“He gave the best captain’s speech I ever heard in my career.”
Liverpool completed one of football’s greatest comebacks in the 2005 Champions League final, and Djibril Cisse credits Steven Gerrard’s half-time speech with inspiring the team.
Liverpool were 3-0 down to AC Milan, a brilliant team coached by Carlo Ancelotti.
It’s difficult to overstate just how good the Italian team were. From Paolo Maldini and Alessandro Nesta at the back, to Andrea Pirlo and Clarence Seedorf in midfield and forwards Kaka and Andriy Shevchenko, Milan had world class players in almost every position.
Meanwhile, Liverpool started with Djimi Traore and Harry Kewell
On paper, ahead of the game, it looked like a mismatch and it proved to be so in the first half.
Maldini opened the scoring for Milan after less than a minute, Hernan Crespo then doubled the lead and got his second just before half-time.

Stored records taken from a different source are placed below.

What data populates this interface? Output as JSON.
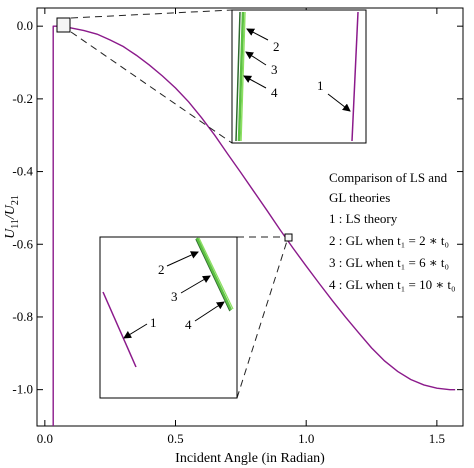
{
  "chart_data": {
    "type": "line",
    "xlabel": "Incident Angle (in Radian)",
    "ylabel_main": "U",
    "ylabel_num_sub": "11",
    "ylabel_sep": "/U",
    "ylabel_den_sub": "21",
    "xlim": [
      -0.03,
      1.6
    ],
    "ylim": [
      -1.1,
      0.05
    ],
    "xticks": [
      0.0,
      0.5,
      1.0,
      1.5
    ],
    "xtick_labels": [
      "0.0",
      "0.5",
      "1.0",
      "1.5"
    ],
    "yticks": [
      0.0,
      -0.2,
      -0.4,
      -0.6,
      -0.8,
      -1.0
    ],
    "ytick_labels": [
      "0.0",
      "-0.2",
      "-0.4",
      "-0.6",
      "-0.8",
      "-1.0"
    ],
    "series": [
      {
        "color": "#8b1a8b",
        "x": [
          0.03,
          0.05,
          0.1,
          0.15,
          0.2,
          0.25,
          0.3,
          0.35,
          0.4,
          0.45,
          0.5,
          0.55,
          0.6,
          0.65,
          0.7,
          0.75,
          0.8,
          0.85,
          0.9,
          0.95,
          1.0,
          1.05,
          1.1,
          1.15,
          1.2,
          1.25,
          1.3,
          1.35,
          1.4,
          1.45,
          1.5,
          1.55,
          1.57
        ],
        "y": [
          0.0,
          0.0,
          -0.005,
          -0.012,
          -0.022,
          -0.038,
          -0.056,
          -0.08,
          -0.107,
          -0.137,
          -0.17,
          -0.208,
          -0.252,
          -0.3,
          -0.352,
          -0.403,
          -0.455,
          -0.507,
          -0.56,
          -0.611,
          -0.66,
          -0.708,
          -0.755,
          -0.8,
          -0.843,
          -0.885,
          -0.921,
          -0.95,
          -0.972,
          -0.987,
          -0.996,
          -1.0,
          -1.0
        ]
      },
      {
        "color": "#8b1a8b",
        "x": [
          0.032,
          0.032
        ],
        "y": [
          0.0,
          -1.1
        ]
      }
    ],
    "legend": {
      "title_line1": "Comparison of LS and",
      "title_line2": "GL theories",
      "items": [
        "1 : LS theory",
        "2 : GL when t₁ = 2 ∗ t₀",
        "3 : GL when t₁ = 6 ∗ t₀",
        "4 : GL when t₁ = 10 ∗ t₀"
      ]
    },
    "zoom_marker_points": [
      {
        "x": 0.04,
        "y": 0.0
      },
      {
        "x": 0.89,
        "y": -0.59
      }
    ],
    "inset_callouts": {
      "top": [
        "2",
        "3",
        "4",
        "1"
      ],
      "bottom": [
        "2",
        "3",
        "4",
        "1"
      ]
    },
    "colors": {
      "ls": "#8b1a8b",
      "gl_green": "#5cc043",
      "gl_dark": "#2f6a2f",
      "frame": "#000000",
      "dash": "#222222"
    }
  }
}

The Argentine’s goal to make it 3-0 appeared to perfectly convey the gulf in class between the two teams.
Kaka collected the ball in midfield, with Liverpool’s defence out of shape and running back, the playmaker picked out a perfect pass, that just made it past Jamie Carragher’s outstretched leg and landed perfectly in Crespo’s path.
The striker, on-loan at Milan from Chelsea at the time, beat Jerzy Dudek with a deft dink and ran off celebrating before the ball even hit the back of the net.
Three-nil. Game over.
Liverpool trudged back into the dressing room, facing the prospect of being utterly humiliated in the club’s biggest game for decades.

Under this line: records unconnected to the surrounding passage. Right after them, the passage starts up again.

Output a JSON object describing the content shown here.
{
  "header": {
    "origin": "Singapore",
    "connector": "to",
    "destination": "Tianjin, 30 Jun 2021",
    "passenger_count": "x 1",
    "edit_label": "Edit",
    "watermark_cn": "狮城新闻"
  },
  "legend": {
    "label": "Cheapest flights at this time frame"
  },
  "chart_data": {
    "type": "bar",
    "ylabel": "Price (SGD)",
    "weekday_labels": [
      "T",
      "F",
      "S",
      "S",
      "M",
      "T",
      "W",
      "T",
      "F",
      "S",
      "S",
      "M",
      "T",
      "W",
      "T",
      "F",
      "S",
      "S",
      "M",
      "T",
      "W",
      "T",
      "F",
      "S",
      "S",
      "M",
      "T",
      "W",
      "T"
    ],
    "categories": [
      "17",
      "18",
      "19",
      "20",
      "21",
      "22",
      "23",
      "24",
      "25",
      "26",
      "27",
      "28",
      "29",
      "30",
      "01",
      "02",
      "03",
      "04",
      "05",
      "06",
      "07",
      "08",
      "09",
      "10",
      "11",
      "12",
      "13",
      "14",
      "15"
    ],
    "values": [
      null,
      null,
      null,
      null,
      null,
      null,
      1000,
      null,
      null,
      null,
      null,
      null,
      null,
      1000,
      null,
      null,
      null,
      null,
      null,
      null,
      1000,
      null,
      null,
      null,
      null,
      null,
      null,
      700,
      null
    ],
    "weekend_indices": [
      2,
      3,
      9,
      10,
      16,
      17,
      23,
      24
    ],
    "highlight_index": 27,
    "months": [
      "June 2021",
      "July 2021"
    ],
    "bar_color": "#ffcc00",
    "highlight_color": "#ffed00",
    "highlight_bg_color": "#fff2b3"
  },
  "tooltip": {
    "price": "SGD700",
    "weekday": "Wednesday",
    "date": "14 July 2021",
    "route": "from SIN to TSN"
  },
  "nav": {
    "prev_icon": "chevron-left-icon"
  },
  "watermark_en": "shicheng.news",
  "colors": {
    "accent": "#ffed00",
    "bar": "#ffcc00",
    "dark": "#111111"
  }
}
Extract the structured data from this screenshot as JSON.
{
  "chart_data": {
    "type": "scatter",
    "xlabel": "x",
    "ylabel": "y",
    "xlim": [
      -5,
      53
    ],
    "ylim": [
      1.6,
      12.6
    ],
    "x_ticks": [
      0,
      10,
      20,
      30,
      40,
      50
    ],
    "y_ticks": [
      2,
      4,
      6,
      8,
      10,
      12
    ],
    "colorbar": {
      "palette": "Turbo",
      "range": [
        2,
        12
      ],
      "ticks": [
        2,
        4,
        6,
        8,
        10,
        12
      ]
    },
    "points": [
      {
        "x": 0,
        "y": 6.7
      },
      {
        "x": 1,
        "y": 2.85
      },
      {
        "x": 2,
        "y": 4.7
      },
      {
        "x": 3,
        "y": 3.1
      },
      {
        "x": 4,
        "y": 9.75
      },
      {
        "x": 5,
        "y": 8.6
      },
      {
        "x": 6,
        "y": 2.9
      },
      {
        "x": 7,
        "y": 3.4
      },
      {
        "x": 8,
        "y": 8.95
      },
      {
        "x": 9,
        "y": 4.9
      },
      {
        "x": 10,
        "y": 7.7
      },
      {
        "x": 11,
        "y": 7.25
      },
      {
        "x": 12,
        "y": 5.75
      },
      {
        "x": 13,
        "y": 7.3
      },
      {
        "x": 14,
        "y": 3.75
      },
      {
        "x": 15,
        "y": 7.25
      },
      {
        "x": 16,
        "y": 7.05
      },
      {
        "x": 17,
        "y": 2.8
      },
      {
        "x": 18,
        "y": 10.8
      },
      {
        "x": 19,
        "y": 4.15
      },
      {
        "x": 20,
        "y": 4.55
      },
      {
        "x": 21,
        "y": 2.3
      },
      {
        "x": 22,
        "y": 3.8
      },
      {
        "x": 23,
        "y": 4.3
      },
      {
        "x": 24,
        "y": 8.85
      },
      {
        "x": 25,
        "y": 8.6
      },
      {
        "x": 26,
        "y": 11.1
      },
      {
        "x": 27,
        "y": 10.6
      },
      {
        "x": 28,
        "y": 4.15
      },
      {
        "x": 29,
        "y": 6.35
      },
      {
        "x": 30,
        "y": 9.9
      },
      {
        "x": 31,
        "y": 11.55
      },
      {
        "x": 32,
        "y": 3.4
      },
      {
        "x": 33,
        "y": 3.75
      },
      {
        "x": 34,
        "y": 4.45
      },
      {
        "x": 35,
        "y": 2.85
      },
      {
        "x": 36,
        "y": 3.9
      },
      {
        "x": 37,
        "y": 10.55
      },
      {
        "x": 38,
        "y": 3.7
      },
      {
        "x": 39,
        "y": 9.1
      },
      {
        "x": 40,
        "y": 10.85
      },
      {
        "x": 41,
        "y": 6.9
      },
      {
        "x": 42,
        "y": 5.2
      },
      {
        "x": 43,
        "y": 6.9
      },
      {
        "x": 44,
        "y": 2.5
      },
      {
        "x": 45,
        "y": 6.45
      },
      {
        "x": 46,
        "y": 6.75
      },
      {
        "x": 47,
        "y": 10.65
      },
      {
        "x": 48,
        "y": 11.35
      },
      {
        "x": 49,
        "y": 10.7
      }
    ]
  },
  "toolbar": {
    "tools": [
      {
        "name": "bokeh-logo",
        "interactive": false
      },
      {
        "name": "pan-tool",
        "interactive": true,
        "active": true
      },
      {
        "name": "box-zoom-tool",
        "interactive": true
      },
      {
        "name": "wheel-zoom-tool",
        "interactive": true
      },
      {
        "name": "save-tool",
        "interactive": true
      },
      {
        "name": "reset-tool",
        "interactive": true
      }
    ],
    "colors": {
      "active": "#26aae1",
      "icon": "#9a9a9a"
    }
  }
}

Cisse has been speaking about what happened at half-time in the dressing room. Rafa Benitez made a tactical shift, taking right-back Steve Finnan off for defensive midfielder Didi Hamann.
The French striker says Benitez was “really optimistic” and gave a positive talk to the team. However, Cisse has claimed that it was Gerrard’s speech that “really changed the game.”
“He (Gerrard) asked nicely to the staff to be alone with the players,” Cisse, who would go on to score a penalty in the shoot-out, told The Mirror.
“He said that he is a Liverpool kid, always been his club, he didn’t want to see his club being like this, being humiliated. And he said if we scored in the first 15 minutes we would win the game and he’s the guy who scored the first goal.”
The Liverpool captain was right.
In a crazy six-minute spell, goals from Gerrard, Vladimir Smicer and Xabi Alonso drew Liverpool level.
The game went to extra-time. When Dudek denied Shevchenko’s header, and follow-up shot from a few yards out, it just felt like it was going to be Liverpool’s night.
Dudek would thwart Shevchenko again in the shoot-out, saving the decisive penalty.
Liverpool came from 3-0 down against one of the world’s best teams to win their fifth European Cup.
And Cisse reckons the comeback began with Gerrard’s words at half-time.
“He gave the best captain’s speech I ever heard in my career,” the retired striker said.
“He asked everyone to leave, including Rafa, he just asked to be with the players. That’s what gave us the power to go and win the game. You need to have some balls to do this.”
Cisse also said that, when the team got together to celebrate the 10 year anniversary of winning the trophy, it felt surreal watching videos of the match.
“It wasn’t real, it looked like a movie or something. It was a strange feeling for me.”
A strange feeling but a winning feeling soon followed.